The film was based on P.D. James’s 1992 novel The Children of Men; and the plot differences between the two reveal much. The basic dystopian scenario is the same and James was, if anything, more acute: her novel features women who put dogs in prams and christen them—she perfectly anticipated the contemporary “fur baby” found among sterile women in their 30s in the 2010s. Yet James’s sensibility is very different; her “Fishes” are not a subversive pro-refugee group; they are a traditionalist Christian group that resists techno-scientific tyranny—the allusion to Christian fish imagery is obvious. In her novel one of the Fishes is called “Luke”; the film retains a character of the same name, but makes him a villain. Here we see the typical Hollywood inversion: the Christian organisation and the character named after an apostle become “evil”, even though the original novel portrayed them as good. While the basic structure from James’s work is maintained, the specific details are inverted to serve the West’s hegemonic ideology.

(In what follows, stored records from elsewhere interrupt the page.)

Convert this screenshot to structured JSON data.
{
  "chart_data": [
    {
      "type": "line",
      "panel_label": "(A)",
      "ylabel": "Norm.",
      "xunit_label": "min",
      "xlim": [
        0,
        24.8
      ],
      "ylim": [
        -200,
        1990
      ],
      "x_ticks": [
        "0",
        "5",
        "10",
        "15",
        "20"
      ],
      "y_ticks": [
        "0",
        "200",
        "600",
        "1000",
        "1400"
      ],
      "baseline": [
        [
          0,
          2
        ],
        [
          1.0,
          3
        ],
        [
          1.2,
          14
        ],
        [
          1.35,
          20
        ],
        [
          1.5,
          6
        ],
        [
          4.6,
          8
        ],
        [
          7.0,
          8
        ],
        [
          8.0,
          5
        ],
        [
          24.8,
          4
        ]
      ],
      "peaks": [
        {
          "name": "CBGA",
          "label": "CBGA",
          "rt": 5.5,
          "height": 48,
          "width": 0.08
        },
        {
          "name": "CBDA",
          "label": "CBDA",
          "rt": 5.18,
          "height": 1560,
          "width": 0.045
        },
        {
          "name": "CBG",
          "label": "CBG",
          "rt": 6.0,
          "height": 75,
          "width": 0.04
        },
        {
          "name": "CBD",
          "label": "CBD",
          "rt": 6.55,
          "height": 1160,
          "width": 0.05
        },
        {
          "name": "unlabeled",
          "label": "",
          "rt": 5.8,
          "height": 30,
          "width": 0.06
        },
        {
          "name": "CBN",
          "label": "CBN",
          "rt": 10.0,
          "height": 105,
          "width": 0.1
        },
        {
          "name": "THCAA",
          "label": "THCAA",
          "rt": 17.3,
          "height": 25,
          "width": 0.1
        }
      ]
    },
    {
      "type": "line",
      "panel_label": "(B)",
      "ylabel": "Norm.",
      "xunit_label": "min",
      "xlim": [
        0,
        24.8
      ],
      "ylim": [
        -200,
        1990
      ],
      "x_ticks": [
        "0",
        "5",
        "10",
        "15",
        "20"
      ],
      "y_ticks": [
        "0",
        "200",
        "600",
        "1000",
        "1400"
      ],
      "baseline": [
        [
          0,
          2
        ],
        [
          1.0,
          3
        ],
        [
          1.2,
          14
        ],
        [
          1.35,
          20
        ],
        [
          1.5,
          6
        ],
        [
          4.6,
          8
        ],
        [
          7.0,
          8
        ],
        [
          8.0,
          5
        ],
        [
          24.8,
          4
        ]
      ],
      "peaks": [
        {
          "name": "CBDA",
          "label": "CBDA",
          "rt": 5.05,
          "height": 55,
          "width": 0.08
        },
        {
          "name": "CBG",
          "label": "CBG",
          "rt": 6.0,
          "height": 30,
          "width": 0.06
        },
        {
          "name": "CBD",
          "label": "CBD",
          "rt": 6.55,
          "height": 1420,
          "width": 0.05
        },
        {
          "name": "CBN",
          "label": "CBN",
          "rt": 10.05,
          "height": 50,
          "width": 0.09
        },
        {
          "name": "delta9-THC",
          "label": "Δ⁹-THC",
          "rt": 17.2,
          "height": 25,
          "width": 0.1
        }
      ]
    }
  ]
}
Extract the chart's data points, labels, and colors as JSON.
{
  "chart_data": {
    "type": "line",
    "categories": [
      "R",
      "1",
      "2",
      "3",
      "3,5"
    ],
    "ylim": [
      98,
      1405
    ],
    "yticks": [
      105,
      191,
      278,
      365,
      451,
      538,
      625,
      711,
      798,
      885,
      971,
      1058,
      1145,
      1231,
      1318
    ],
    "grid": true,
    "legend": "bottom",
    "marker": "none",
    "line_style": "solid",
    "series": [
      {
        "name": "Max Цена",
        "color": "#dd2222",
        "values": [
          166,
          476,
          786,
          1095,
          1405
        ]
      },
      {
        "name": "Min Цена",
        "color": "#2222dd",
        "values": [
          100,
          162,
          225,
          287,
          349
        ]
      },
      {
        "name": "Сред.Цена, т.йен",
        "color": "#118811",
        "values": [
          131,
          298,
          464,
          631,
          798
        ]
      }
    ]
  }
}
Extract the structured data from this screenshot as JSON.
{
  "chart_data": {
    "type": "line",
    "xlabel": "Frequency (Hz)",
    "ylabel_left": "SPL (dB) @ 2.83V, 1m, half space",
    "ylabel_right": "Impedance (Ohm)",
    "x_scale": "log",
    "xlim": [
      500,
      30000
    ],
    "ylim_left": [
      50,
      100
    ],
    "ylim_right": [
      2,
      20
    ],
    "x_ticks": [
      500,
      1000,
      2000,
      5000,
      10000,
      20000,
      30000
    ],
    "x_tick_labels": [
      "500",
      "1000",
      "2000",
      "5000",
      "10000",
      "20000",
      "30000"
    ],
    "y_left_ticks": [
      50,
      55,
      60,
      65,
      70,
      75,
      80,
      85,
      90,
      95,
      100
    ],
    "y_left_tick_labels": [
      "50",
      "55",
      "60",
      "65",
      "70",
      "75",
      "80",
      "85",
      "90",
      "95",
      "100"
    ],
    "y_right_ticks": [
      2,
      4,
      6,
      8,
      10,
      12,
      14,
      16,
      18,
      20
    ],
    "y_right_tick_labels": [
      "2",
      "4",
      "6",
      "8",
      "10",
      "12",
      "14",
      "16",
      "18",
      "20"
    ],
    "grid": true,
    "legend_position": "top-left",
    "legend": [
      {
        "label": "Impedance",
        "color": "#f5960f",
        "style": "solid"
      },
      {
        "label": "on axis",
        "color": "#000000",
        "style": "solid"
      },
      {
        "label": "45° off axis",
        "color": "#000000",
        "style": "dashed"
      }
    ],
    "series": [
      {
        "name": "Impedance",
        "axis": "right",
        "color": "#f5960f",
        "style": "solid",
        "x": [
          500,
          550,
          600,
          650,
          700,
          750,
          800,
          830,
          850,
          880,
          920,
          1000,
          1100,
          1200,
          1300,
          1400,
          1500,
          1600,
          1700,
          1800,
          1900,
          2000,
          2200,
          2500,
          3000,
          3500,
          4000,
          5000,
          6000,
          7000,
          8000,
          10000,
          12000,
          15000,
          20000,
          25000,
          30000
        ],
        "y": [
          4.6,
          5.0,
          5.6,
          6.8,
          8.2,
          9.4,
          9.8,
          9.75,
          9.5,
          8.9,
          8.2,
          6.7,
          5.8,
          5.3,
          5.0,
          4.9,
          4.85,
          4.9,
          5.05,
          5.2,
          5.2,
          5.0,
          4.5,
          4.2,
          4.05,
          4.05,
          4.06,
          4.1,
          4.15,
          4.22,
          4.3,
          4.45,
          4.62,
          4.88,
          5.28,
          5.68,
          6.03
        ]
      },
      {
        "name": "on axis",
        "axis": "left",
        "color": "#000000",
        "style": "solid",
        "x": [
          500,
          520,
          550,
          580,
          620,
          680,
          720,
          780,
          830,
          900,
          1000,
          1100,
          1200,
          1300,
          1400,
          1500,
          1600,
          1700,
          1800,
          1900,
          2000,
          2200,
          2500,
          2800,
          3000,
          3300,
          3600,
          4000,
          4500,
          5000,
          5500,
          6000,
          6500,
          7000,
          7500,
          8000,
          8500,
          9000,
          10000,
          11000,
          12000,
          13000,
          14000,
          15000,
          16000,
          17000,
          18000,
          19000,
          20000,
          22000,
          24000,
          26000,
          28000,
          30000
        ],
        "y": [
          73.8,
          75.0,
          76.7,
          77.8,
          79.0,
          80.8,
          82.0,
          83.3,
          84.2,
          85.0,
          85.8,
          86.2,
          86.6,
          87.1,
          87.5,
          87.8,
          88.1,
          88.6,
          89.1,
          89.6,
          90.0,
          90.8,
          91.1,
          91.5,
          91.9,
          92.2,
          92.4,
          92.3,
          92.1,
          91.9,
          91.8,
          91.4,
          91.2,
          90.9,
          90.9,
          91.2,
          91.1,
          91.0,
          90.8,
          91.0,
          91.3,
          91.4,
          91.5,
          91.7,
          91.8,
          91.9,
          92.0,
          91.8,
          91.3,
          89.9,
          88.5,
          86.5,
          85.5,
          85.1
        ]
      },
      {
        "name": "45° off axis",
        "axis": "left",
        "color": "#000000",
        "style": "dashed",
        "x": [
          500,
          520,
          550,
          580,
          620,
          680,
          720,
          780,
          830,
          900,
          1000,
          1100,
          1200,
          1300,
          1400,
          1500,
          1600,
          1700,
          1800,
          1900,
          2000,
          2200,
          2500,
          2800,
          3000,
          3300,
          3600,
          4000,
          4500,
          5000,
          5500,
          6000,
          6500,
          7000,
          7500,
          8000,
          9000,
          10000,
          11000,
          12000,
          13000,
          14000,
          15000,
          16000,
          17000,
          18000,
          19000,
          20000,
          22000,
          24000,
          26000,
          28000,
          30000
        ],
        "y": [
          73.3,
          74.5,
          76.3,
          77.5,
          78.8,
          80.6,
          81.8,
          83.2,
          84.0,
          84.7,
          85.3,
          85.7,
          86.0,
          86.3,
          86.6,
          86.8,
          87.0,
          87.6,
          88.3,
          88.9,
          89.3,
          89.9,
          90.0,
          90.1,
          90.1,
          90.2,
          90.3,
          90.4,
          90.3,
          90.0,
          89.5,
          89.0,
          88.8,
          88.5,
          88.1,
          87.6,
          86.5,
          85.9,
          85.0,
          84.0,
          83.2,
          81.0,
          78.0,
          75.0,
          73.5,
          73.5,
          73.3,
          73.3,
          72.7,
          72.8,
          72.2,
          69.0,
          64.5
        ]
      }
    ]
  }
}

In James’s version, the first baby born since the pandemic is born to a British woman, the character “Julian”—a character killed in the Hollywood version. The solution is local, unlike the film’s global scientific “Human Project”. It is also suggested that the sterility has been induced because an evil relative has ascended to the throne—the enchantment is lifted when the rightful king takes up the Coronation Ring at the novel’s end. In short, James’s salvation from global sterility is spiritual, Christian, and organic. Hollywood inverts her message, so that the solution to sterility lies in international scientists, foreign refugees, white men killing themselves, and revolution against organic societies; further, it presents James’s Christian symbolism—Luke and the Fishes—as evil, not good.

The central character in both stories is called “Theo”—“Theodore”, a gift from God; he is the hand that facilitates man’s rebirth. In the film, he is a “former activist”—we could say a former monk for our state religion—and in the novel he is an Oxford don concerned with the old things. In the film, we never learn the baby’s sex; but in the novel it is a boy, and this is significant because it is initially assumed the baby is a girl—for James salvation is the kingly male, for Hollywood it is the black Madonna and science.